According to INSTAT, only 6 percent of the total registered jobless people benefit unemployment assistance of 6,850 lek (64.5 USD). Full social assistance for a household stands at 4,195 lek/month (Euro 30), having increased by 172 lek for 2011. INSTAT data show the minimum monthly wage stands at 20,000 lek (Euro 145) under a mid-2011 decision while the average state pension stands at 12,000 lek, while village pensions at 5,650 lek.
At the end of the third quarter of 2011, the number of people employed in the private agricultural sector, covering rural areas where inhabitants possessing land are automatically calculated as self-employed, remained unchanged at 506,664 people based on the results of a 2009 labor force survey. Public sector jobs also remained unchanged at 165,000 after 400 jobs were cut in early 2011.

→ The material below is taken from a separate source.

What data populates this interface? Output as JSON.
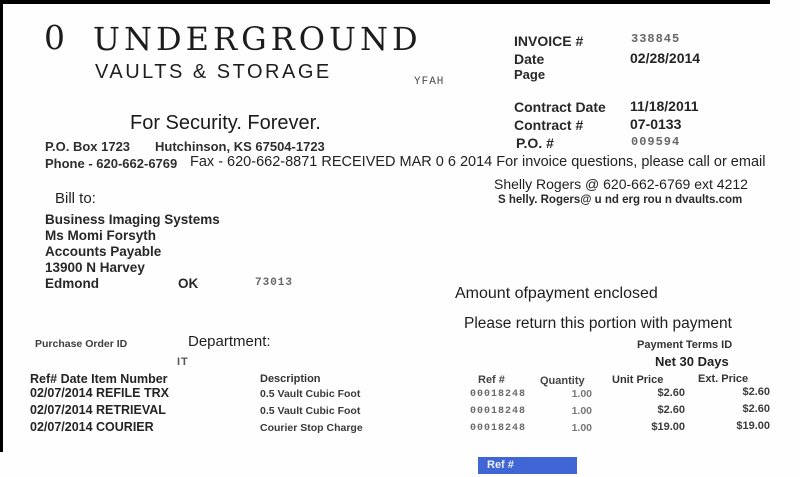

Labor Ministry data show the majority of registered unemployed people are jobseekers who have only finished compulsory education. Slightly more than 62,000 others have finished high school while only 3,763 unemployed people were reported to hold a university degree. A considerable number of registered jobless peopleנsome 9,000נare minors aged from 15 to 19 years old, followed by the age group of 21 to 34 years with 52,560 jobseekers. What’s characteristic about the Albanian unemployment rate is that during the past 10 years it has been dominated by long-term unemployment which ranged from 89.6 percent in 2000 to an average of 92 percent until the end of 2009, INSTAT says.

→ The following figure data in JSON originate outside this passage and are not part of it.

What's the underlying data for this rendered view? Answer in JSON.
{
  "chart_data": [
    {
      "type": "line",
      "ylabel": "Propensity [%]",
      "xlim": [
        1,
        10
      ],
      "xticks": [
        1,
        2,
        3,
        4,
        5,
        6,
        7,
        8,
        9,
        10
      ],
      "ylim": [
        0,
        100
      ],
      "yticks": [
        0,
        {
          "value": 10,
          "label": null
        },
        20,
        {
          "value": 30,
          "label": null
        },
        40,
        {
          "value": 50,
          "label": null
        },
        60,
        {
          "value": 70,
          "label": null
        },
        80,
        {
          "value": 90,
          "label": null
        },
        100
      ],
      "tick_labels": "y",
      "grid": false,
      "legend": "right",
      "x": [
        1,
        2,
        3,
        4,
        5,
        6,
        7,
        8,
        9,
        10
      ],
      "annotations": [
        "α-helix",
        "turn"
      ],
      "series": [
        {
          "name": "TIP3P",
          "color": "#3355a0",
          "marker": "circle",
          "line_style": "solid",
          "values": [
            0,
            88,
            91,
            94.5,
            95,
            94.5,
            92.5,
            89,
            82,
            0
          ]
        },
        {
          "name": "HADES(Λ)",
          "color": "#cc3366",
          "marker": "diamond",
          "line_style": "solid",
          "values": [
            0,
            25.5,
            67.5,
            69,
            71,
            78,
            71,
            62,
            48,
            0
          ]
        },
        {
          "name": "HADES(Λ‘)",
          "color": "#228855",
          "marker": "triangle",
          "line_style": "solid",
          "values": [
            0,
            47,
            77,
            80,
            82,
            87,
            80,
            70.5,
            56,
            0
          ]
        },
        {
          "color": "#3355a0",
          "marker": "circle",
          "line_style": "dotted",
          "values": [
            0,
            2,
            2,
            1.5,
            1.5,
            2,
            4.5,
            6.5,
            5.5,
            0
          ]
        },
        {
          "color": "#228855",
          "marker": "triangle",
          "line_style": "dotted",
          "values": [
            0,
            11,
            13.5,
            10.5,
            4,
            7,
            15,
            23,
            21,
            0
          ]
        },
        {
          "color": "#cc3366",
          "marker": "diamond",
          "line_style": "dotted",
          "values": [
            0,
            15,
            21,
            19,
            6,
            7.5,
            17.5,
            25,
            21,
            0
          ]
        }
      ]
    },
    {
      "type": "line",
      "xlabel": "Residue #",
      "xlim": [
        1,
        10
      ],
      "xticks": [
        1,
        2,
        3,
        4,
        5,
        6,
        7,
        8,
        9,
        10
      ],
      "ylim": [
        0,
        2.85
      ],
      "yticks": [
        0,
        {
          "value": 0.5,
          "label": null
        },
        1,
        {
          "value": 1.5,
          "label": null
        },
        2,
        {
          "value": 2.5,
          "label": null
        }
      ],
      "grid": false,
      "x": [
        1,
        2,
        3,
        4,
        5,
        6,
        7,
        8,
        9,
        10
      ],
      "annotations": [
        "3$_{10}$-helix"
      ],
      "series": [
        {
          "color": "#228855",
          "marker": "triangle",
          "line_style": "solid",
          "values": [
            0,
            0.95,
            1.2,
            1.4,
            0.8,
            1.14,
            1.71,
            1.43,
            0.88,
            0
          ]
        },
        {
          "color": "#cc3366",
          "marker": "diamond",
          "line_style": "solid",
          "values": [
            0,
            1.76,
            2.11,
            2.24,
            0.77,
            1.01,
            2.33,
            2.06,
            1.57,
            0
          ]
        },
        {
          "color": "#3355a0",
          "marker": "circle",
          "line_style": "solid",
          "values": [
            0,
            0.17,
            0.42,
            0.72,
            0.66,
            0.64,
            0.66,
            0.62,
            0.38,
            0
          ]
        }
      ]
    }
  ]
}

Labor unions and the opposition claim the real unemployment rate is at least twice as high as what state institutions like INSTAT and the government officially declare. “The real unemployment rate in Albania varies from 22 to 34 percent based on regions and professions but always counting as employed even seasonal workers or home workers,” says the Confederation of Trade Unions recently.

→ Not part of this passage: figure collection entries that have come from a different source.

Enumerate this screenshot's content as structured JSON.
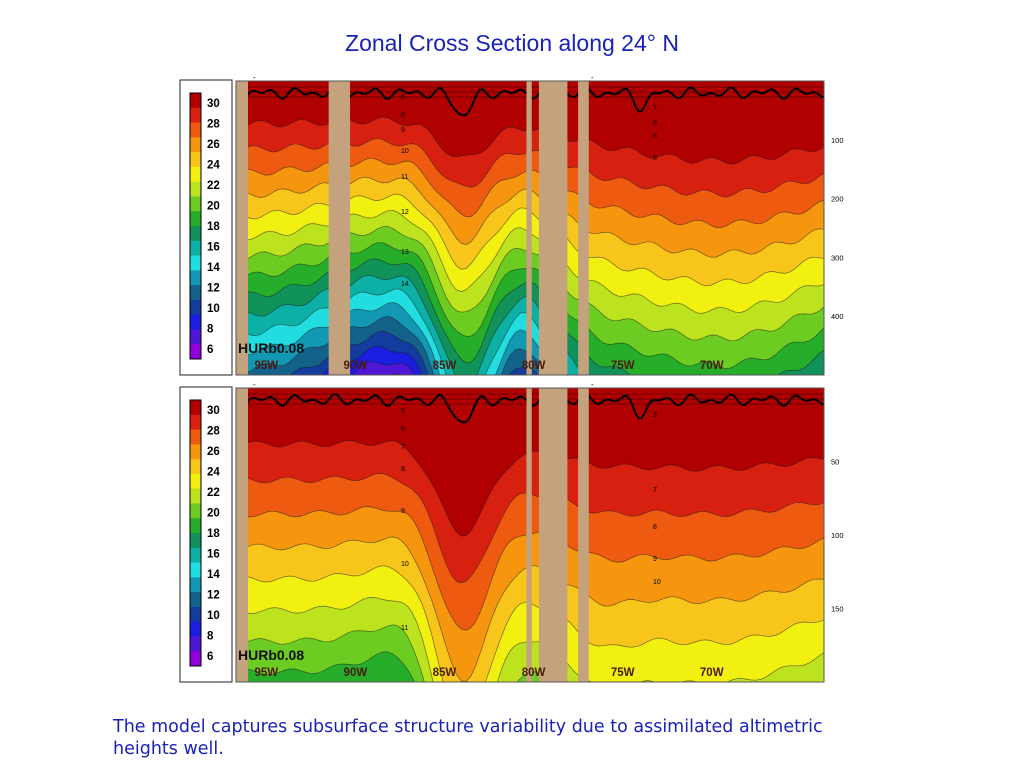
{
  "slide": {
    "title": "Zonal Cross Section along 24° N",
    "caption": "The model captures subsurface structure variability due to assimilated altimetric heights well."
  },
  "colorbar": {
    "ticks": [
      "30",
      "28",
      "26",
      "24",
      "22",
      "20",
      "18",
      "16",
      "14",
      "12",
      "10",
      "8",
      "6"
    ],
    "colors": [
      "#b00000",
      "#d82010",
      "#ee5a10",
      "#f5960e",
      "#f8c51a",
      "#f2f010",
      "#bde21e",
      "#6ccc22",
      "#26ad2a",
      "#10925a",
      "#0db0a4",
      "#22dde0",
      "#1398b4",
      "#12628a",
      "#123d9e",
      "#1a1ee0",
      "#5016d6",
      "#9000dc"
    ]
  },
  "chart_data": [
    {
      "type": "heatmap",
      "panel_label": "HURb0.08",
      "x_ticks": [
        "95W",
        "90W",
        "85W",
        "80W",
        "75W",
        "70W"
      ],
      "x_values": [
        -95,
        -90,
        -85,
        -80,
        -75,
        -70
      ],
      "depth_ticks": [
        "100",
        "200",
        "300",
        "400"
      ],
      "depth_values": [
        100,
        200,
        300,
        400
      ],
      "depth_max": 500,
      "x_range": [
        -96.7,
        -63.7
      ],
      "color_scale_range": [
        6,
        30
      ],
      "contour_labels": [
        "6",
        "8",
        "9",
        "10",
        "11",
        "12",
        "13",
        "14",
        "7",
        "8",
        "8",
        "8"
      ],
      "land_masks_lon": [
        [
          -91.5,
          -90.3
        ],
        [
          -80.4,
          -80.1
        ],
        [
          -79.7,
          -78.1
        ],
        [
          -77.5,
          -76.9
        ]
      ]
    },
    {
      "type": "heatmap",
      "panel_label": "HURb0.08",
      "x_ticks": [
        "95W",
        "90W",
        "85W",
        "80W",
        "75W",
        "70W"
      ],
      "x_values": [
        -95,
        -90,
        -85,
        -80,
        -75,
        -70
      ],
      "depth_ticks": [
        "50",
        "100",
        "150"
      ],
      "depth_values": [
        50,
        100,
        150
      ],
      "depth_max": 200,
      "x_range": [
        -96.7,
        -63.7
      ],
      "color_scale_range": [
        6,
        30
      ],
      "contour_labels": [
        "5",
        "6",
        "7",
        "8",
        "9",
        "10",
        "11",
        "5",
        "7",
        "8",
        "9",
        "10"
      ],
      "land_masks_lon": [
        [
          -80.4,
          -80.1
        ],
        [
          -79.7,
          -78.1
        ],
        [
          -77.5,
          -76.9
        ]
      ]
    }
  ]
}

Informal work arrangements remain widespread across most economic activities. Female participation and employment rates are significantly lower than for males, while unemployment is higher, said the European Commission in its latest report on Albania.
Despite extreme poverty rates officially reported to have dropped to 12.4 percent, and Albania becoming an upper-middle income country since 2008, associations claim that the rising cost of living has put around 60 percent of the Albanian population below the poverty line.
The latest figures on poverty rates in Albania date back to 2009 , when a study conducted jointly by a team of INSTAT, the UNDP and the World Bank found that Albania continued to witness significant reduction in poverty between 2005 and 2008 before the global crisis broke out. Results for 2008 indicate that 12.4 percent of the population was poor compared to 18.5 percent in 2005 and 25.4 percent in 2002. This means that about 200,000 people out of the roughly 575,000 poor in 2005 have been lifted out of poverty between 2005 and 2008 alone.

3,000 state employees to be laid off

An additional 3,000 people, most of whom working in state-owned enterprises scheduled for privatization but also in public sectors will be laid off and awarded unemployment assistance this year, the Labour and Social Affairs Ministry says in its 2012 draft budget. The beneficiaries include current employees in Albpetrol oil company, which is 100 percent state-owned and is under privatization, workers in the former Distribution System Operator (OSSH) as well as in Albtelecom, whose minority stakes remain state-owned. Cuts will also be made in the public education and health sectors as well as the military forces in addition to expected private sector workers who might lose their jobs.